McMurdie Paul J, Holmes Susan
Statistics Department, Stanford University, Stanford, California, United States of America.
PLoS Comput Biol. 2014 Apr 3;10(4):e1003531. doi: 10.1371/journal.pcbi.1003531. eCollection 2014 Apr.
Current practice in the normalization of microbiome count data is inefficient in the statistical sense. For apparently historical reasons, the common approach is either to use simple proportions (which does not address heteroscedasticity) or to use rarefying of counts, even though both of these approaches are inappropriate for detection of differentially abundant species. Well-established statistical theory is available that simultaneously accounts for library size differences and biological variability using an appropriate mixture model. Moreover, specific implementations for DNA sequencing read count data (based on a Negative Binomial model for instance) are already available in RNA-Seq focused R packages such as edgeR and DESeq. Here we summarize the supporting statistical theory and use simulations and empirical data to demonstrate substantial improvements provided by a relevant mixture model framework over simple proportions or rarefying. We show how both proportions and rarefied counts result in a high rate of false positives in tests for species that are differentially abundant across sample classes.

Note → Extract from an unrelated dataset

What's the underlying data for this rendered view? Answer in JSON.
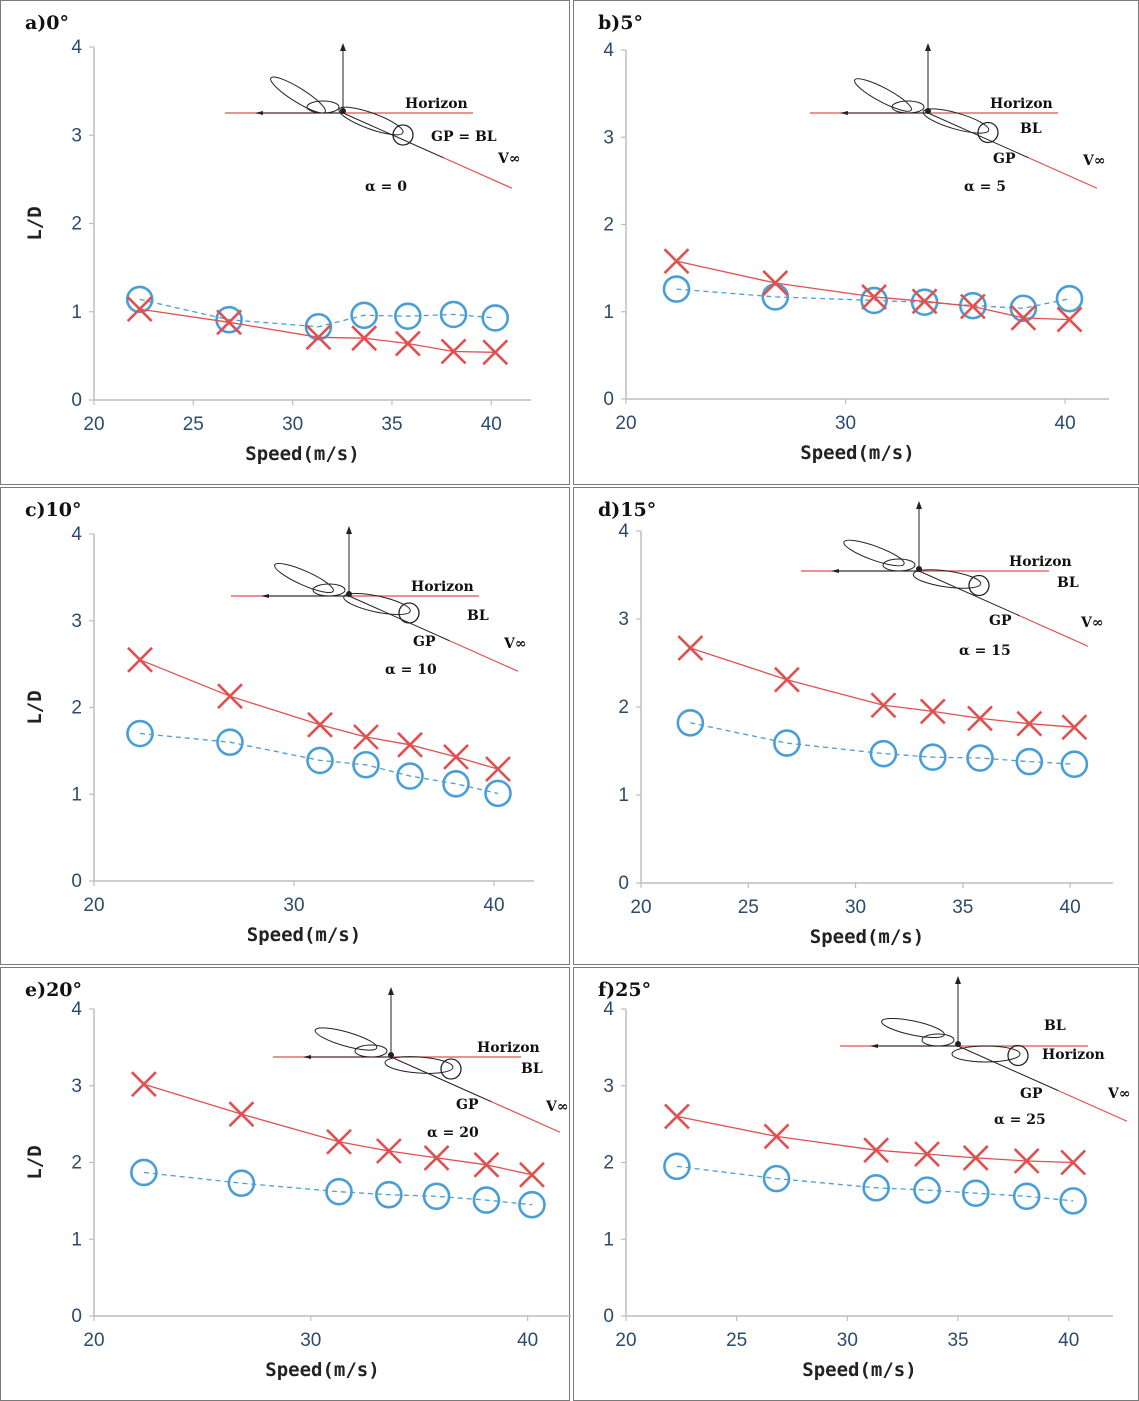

Regarding microbiome sample-wise clustering, we also show that the rarefying procedure often discards samples that can be accurately clustered by alternative methods. We further compare different Negative Binomial methods with a recently-described zero-inflated Gaussian mixture, implemented in a package called metagenomeSeq. We find that metagenomeSeq performs well when there is an adequate number of biological replicates, but it nevertheless tends toward a higher false positive rate. Based on these results and well-established statistical theory, we advocate that investigators avoid rarefying altogether. We have provided microbiome-specific extensions to these tools in the R package, phyloseq.

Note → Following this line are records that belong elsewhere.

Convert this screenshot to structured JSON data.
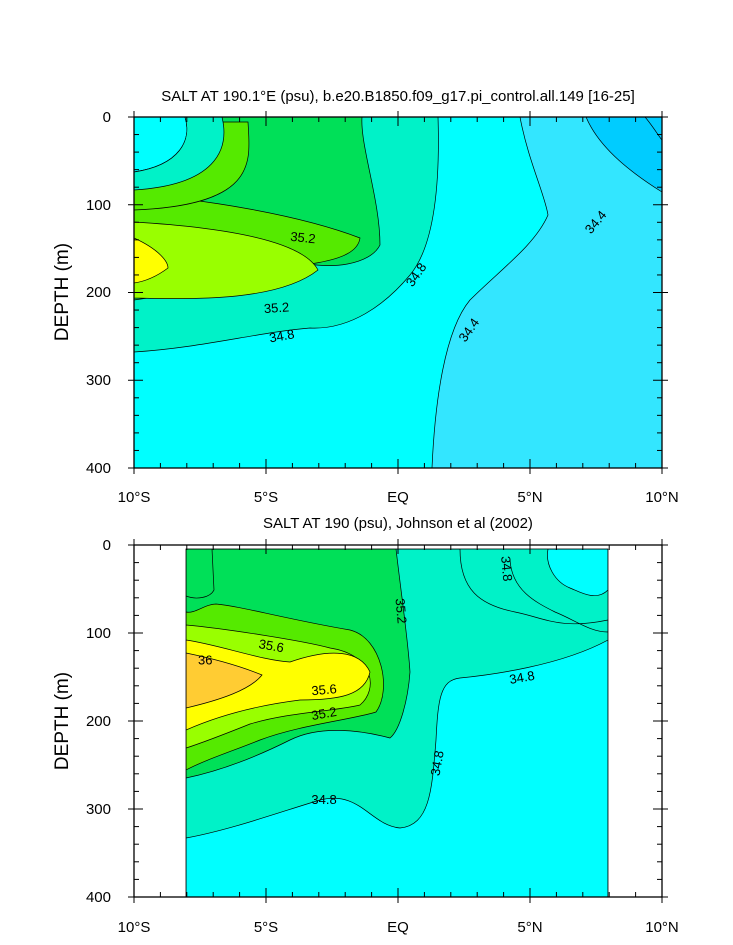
{
  "chart_data": [
    {
      "type": "contour",
      "title": "SALT AT 190.1°E (psu), b.e20.B1850.f09_g17.pi_control.all.149 [16-25]",
      "ylabel": "DEPTH (m)",
      "xlabel": "",
      "xlim": [
        -10,
        10
      ],
      "ylim": [
        0,
        400
      ],
      "y_inverted": true,
      "x_ticks": [
        {
          "value": -10,
          "label": "10°S"
        },
        {
          "value": -5,
          "label": "5°S"
        },
        {
          "value": 0,
          "label": "EQ"
        },
        {
          "value": 5,
          "label": "5°N"
        },
        {
          "value": 10,
          "label": "10°N"
        }
      ],
      "y_ticks": [
        {
          "value": 0,
          "label": "0"
        },
        {
          "value": 100,
          "label": "100"
        },
        {
          "value": 200,
          "label": "200"
        },
        {
          "value": 300,
          "label": "300"
        },
        {
          "value": 400,
          "label": "400"
        }
      ],
      "contour_labels": [
        {
          "text": "35.2",
          "lon": -3.6,
          "depth": 138,
          "angle": 6
        },
        {
          "text": "35.2",
          "lon": -4.6,
          "depth": 218,
          "angle": -4
        },
        {
          "text": "34.8",
          "lon": -4.4,
          "depth": 250,
          "angle": -10
        },
        {
          "text": "34.8",
          "lon": 0.7,
          "depth": 180,
          "angle": -55
        },
        {
          "text": "34.4",
          "lon": 2.7,
          "depth": 243,
          "angle": -55
        },
        {
          "text": "34.4",
          "lon": 7.5,
          "depth": 120,
          "angle": -50
        }
      ]
    },
    {
      "type": "contour",
      "title": "SALT AT 190 (psu), Johnson et al (2002)",
      "ylabel": "DEPTH (m)",
      "xlabel": "",
      "xlim": [
        -10,
        10
      ],
      "ylim": [
        0,
        400
      ],
      "y_inverted": true,
      "data_lon_range": [
        -8,
        8
      ],
      "x_ticks": [
        {
          "value": -10,
          "label": "10°S"
        },
        {
          "value": -5,
          "label": "5°S"
        },
        {
          "value": 0,
          "label": "EQ"
        },
        {
          "value": 5,
          "label": "5°N"
        },
        {
          "value": 10,
          "label": "10°N"
        }
      ],
      "y_ticks": [
        {
          "value": 0,
          "label": "0"
        },
        {
          "value": 100,
          "label": "100"
        },
        {
          "value": 200,
          "label": "200"
        },
        {
          "value": 300,
          "label": "300"
        },
        {
          "value": 400,
          "label": "400"
        }
      ],
      "contour_labels": [
        {
          "text": "35.6",
          "lon": -4.8,
          "depth": 115,
          "angle": 10
        },
        {
          "text": "36",
          "lon": -7.3,
          "depth": 131,
          "angle": 0
        },
        {
          "text": "35.6",
          "lon": -2.8,
          "depth": 165,
          "angle": -5
        },
        {
          "text": "35.2",
          "lon": -2.8,
          "depth": 192,
          "angle": -10
        },
        {
          "text": "35.2",
          "lon": 0.1,
          "depth": 75,
          "angle": 85
        },
        {
          "text": "34.8",
          "lon": 4.1,
          "depth": 27,
          "angle": 85
        },
        {
          "text": "34.8",
          "lon": 4.7,
          "depth": 151,
          "angle": -10
        },
        {
          "text": "34.8",
          "lon": 1.5,
          "depth": 248,
          "angle": -80
        },
        {
          "text": "34.8",
          "lon": -2.8,
          "depth": 290,
          "angle": 0
        }
      ]
    }
  ],
  "colors": {
    "c343": "#33e6ff",
    "c344": "#00ffff",
    "c348": "#00f2c8",
    "c352": "#00e058",
    "c354": "#55ea00",
    "c356": "#99ff00",
    "c358": "#ffff00",
    "c360": "#ffcc33",
    "cdeep": "#00ccff"
  }
}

目前微生物组计数数据标准化的做法在统计学意义上效率低下。由于明显的历史原因,常见的方法要么是使用简单比例(这无法解决异方差问题),要么是使用计数的稀疏化,尽管这两种方法都不适合检测差异丰富的物种。已有成熟的统计理论,可使用适当的混合模型同时考虑文库大小差异和生物变异性。此外,针对DNA测序读数计数数据的特定实现(例如基于负二项式模型)已在诸如edgeR和DESeq等专注于RNA-Seq的R包中可用。在这里,我们总结了支持性的统计理论,并使用模拟和实证数据来证明相关混合模型框架相对于简单比例或稀疏化所带来的显著改进。我们展示了比例和稀疏化计数如何在跨样本类差异丰富的物种测试中导致高假阳性率。关于微生物组样本聚类,我们还表明,稀疏化过程通常会丢弃可以通过其他方法准确聚类的样本。我们进一步将不同的负二项式方法与最近描述的零膨胀高斯混合方法进行比较,该方法在一个名为metagenomeSeq的包中实现。我们发现,当有足够数量的生物学重复时,metagenomeSeq表现良好,但它仍然倾向于较高的假阳性率。基于这些结果和成熟的统计理论,我们主张研究人员完全避免使用稀疏化方法。我们已在R包phyloseq中为这些工具提供了针对微生物组的扩展。